1.2. Downstream targets of cAMP The classical downstream target of cAMP is the protein kinase A (PKA) family of proteins which has been extensively characterized (Taylor et al., 2004). The important advance in the field is the discovery of the multiplicity of AKAPs, that have emerged as scaffolding proteins for a bewildering variety of signallosomes (Logue and Scott, 2010). Relatively novel targets of cAMP include ion channels directly influenced by cAMP. These come in two flavours – the hyperpolarization-activated and cyclic nucleotide-modulated channels (HCN) and channels directly modulated by cyclic nucleotides (CNG channels).
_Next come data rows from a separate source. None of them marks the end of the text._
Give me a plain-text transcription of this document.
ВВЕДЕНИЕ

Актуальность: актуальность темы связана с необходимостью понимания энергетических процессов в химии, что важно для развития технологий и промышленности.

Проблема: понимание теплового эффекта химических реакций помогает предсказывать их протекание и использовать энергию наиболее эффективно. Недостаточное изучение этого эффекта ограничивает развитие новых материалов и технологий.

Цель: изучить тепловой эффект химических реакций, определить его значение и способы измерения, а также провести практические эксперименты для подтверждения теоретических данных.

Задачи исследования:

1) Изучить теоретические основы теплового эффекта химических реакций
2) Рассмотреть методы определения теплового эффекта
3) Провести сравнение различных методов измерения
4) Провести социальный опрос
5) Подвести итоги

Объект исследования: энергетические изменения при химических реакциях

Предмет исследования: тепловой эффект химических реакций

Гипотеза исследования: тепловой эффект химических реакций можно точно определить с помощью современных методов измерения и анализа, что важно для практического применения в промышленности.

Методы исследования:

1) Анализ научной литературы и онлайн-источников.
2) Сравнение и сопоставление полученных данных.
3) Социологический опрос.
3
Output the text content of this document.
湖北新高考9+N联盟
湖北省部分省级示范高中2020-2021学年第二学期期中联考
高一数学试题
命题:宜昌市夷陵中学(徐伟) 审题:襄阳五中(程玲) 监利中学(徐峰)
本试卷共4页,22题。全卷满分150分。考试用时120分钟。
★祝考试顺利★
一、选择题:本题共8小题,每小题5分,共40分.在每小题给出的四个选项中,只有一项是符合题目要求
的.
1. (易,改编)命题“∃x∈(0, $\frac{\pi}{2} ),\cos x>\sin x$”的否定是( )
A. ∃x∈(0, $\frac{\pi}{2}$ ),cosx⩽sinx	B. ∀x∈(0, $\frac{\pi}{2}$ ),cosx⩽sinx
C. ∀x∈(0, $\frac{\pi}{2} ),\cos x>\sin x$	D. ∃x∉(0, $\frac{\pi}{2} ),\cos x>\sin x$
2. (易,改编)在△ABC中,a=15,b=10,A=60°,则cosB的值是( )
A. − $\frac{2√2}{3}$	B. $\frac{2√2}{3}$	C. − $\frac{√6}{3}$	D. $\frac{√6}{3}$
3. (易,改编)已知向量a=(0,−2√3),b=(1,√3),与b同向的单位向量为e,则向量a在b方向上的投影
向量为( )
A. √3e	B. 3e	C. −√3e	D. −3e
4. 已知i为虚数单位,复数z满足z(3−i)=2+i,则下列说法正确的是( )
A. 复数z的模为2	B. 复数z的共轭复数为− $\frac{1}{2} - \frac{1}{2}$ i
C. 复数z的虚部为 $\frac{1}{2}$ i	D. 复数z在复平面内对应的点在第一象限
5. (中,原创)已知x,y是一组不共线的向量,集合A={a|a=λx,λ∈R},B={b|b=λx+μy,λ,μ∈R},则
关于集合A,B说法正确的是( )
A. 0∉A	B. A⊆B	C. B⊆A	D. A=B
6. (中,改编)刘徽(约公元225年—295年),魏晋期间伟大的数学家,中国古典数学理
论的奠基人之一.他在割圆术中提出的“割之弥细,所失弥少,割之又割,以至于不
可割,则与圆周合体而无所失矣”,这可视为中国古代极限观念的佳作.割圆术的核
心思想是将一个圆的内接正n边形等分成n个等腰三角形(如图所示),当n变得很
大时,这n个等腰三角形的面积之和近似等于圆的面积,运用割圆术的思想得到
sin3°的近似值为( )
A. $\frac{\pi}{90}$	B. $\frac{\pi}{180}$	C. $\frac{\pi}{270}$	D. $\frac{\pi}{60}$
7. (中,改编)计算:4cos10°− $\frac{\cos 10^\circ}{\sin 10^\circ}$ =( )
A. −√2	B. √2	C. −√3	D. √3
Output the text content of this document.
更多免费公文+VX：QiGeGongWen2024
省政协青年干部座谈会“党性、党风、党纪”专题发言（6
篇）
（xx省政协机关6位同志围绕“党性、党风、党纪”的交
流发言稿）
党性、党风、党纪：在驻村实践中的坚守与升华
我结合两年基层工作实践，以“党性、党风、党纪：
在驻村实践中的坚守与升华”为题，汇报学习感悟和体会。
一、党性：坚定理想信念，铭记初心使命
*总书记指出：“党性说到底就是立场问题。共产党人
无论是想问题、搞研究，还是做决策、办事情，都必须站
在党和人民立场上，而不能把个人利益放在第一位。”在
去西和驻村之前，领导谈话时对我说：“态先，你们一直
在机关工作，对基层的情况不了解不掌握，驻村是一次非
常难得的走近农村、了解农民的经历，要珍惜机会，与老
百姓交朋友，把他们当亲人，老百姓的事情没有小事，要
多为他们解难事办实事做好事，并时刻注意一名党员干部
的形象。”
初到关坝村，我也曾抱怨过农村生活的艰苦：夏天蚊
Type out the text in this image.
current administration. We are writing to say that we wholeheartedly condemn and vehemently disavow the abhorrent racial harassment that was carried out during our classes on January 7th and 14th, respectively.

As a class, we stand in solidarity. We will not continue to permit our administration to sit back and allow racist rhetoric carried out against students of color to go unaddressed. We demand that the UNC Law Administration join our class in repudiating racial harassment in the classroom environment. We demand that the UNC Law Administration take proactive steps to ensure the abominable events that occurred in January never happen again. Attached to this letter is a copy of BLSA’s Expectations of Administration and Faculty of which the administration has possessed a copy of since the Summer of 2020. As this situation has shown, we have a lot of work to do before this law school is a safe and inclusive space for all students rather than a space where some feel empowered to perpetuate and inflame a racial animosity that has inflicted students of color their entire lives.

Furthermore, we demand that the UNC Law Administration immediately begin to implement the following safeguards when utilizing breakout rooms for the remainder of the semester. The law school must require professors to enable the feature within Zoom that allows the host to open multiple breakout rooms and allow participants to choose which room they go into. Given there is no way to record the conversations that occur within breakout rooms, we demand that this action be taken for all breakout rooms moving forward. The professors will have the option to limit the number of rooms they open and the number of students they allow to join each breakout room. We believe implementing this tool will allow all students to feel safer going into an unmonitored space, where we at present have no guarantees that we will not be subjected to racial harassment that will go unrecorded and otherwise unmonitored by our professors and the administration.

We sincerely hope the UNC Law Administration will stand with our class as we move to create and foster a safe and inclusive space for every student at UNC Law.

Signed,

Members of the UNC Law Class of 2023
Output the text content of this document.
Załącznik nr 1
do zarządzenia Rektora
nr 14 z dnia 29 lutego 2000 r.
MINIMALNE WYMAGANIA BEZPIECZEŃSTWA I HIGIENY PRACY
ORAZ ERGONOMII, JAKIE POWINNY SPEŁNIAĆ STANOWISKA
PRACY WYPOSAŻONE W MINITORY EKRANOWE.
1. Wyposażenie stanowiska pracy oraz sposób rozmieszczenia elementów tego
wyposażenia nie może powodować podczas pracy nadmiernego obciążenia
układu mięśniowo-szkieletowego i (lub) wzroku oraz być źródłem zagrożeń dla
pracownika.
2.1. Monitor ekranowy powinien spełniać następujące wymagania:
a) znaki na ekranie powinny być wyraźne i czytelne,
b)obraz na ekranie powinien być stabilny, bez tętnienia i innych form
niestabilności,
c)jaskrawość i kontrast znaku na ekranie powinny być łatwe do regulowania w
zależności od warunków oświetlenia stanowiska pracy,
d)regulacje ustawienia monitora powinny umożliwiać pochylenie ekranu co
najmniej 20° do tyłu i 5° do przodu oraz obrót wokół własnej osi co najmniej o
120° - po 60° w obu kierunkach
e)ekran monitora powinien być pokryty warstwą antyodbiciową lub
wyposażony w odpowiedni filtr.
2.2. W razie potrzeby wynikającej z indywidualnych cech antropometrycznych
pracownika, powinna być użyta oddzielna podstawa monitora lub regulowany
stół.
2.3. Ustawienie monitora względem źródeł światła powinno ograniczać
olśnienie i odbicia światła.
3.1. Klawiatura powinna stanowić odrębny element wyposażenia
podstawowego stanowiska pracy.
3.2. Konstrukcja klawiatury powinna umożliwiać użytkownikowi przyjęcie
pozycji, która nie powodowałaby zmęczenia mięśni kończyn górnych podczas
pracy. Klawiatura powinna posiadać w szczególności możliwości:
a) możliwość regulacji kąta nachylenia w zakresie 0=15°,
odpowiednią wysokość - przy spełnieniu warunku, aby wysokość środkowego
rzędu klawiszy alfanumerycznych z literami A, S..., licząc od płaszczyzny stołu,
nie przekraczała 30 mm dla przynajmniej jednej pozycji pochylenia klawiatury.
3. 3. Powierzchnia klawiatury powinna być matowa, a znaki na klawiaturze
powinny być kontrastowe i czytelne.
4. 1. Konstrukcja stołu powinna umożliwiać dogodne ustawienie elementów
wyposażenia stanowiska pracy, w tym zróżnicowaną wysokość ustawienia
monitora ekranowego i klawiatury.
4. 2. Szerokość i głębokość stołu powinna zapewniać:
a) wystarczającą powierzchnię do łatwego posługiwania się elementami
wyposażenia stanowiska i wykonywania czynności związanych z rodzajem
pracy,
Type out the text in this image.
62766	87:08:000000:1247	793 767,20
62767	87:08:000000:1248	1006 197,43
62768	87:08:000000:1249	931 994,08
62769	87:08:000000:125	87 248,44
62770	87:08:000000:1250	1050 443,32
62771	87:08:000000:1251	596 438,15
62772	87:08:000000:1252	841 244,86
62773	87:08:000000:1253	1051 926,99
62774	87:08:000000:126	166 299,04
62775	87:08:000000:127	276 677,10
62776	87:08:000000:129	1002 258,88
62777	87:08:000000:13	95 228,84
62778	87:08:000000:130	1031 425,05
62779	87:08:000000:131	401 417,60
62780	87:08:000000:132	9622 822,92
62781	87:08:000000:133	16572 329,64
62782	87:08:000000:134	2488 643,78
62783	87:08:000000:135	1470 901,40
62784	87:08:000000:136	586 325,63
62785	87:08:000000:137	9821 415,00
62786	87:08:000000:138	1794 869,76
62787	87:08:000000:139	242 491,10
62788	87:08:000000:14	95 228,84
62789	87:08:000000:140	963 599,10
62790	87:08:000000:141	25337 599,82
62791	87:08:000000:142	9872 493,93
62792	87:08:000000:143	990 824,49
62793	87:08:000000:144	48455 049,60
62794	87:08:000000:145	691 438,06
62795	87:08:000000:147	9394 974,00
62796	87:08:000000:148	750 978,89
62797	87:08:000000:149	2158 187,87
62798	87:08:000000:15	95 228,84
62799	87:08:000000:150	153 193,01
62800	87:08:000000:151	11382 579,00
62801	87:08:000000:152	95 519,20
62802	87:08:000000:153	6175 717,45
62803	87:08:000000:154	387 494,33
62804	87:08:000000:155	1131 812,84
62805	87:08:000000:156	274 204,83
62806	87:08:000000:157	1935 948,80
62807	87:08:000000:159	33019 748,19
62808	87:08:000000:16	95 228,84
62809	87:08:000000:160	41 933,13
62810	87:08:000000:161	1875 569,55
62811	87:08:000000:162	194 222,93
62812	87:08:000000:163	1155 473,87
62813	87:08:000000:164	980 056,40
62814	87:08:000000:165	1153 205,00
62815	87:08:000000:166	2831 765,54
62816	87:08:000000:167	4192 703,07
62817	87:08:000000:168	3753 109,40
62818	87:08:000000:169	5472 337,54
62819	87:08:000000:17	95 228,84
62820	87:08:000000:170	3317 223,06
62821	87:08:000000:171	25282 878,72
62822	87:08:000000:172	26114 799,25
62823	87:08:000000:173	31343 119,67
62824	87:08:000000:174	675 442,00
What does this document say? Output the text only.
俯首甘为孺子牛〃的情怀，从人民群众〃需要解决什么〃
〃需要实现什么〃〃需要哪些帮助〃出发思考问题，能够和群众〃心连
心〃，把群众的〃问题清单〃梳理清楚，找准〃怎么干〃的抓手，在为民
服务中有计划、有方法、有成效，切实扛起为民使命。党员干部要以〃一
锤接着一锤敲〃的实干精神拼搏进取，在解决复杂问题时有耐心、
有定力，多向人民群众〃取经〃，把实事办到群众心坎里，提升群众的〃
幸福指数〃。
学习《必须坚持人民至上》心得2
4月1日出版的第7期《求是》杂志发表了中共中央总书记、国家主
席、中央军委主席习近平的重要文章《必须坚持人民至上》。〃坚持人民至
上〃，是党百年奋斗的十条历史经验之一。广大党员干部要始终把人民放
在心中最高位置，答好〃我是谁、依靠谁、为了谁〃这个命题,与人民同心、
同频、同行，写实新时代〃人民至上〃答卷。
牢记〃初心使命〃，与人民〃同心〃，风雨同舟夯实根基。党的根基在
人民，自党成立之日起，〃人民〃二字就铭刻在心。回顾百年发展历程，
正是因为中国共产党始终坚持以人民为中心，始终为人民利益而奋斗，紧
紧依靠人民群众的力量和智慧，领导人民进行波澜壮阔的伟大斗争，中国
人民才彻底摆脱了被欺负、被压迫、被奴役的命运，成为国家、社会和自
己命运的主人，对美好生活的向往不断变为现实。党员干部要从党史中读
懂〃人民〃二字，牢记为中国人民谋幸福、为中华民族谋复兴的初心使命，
Both of these channel types increase the electrical activity of cells in response to cAMP. Various types of PDE are modulated by cAMP usually via the N-terminal domains (Keravis and Lugnier, 2010). Last, but not least, exchange proteins activated by cAMP (EPACs) are the most recently recognized family of proteins the functional activity of which is regulated by cAMP– EPACs modulate the activity of the small GTPase Rap1 and have important functions regulating cell shape and secretory granule dynamics (Gloerich and Bos, 2010). Importantly, the cAMP sensitivity of this panoply of targets spans a 30-fold dynamic range. The PKA isoforms are the most responsive and are saturated at 1 lM, cyclic nucleotide gated channels are close to maximally active at 10 lM whilst EPAC may require up to 40 lM cAMP to be fully active.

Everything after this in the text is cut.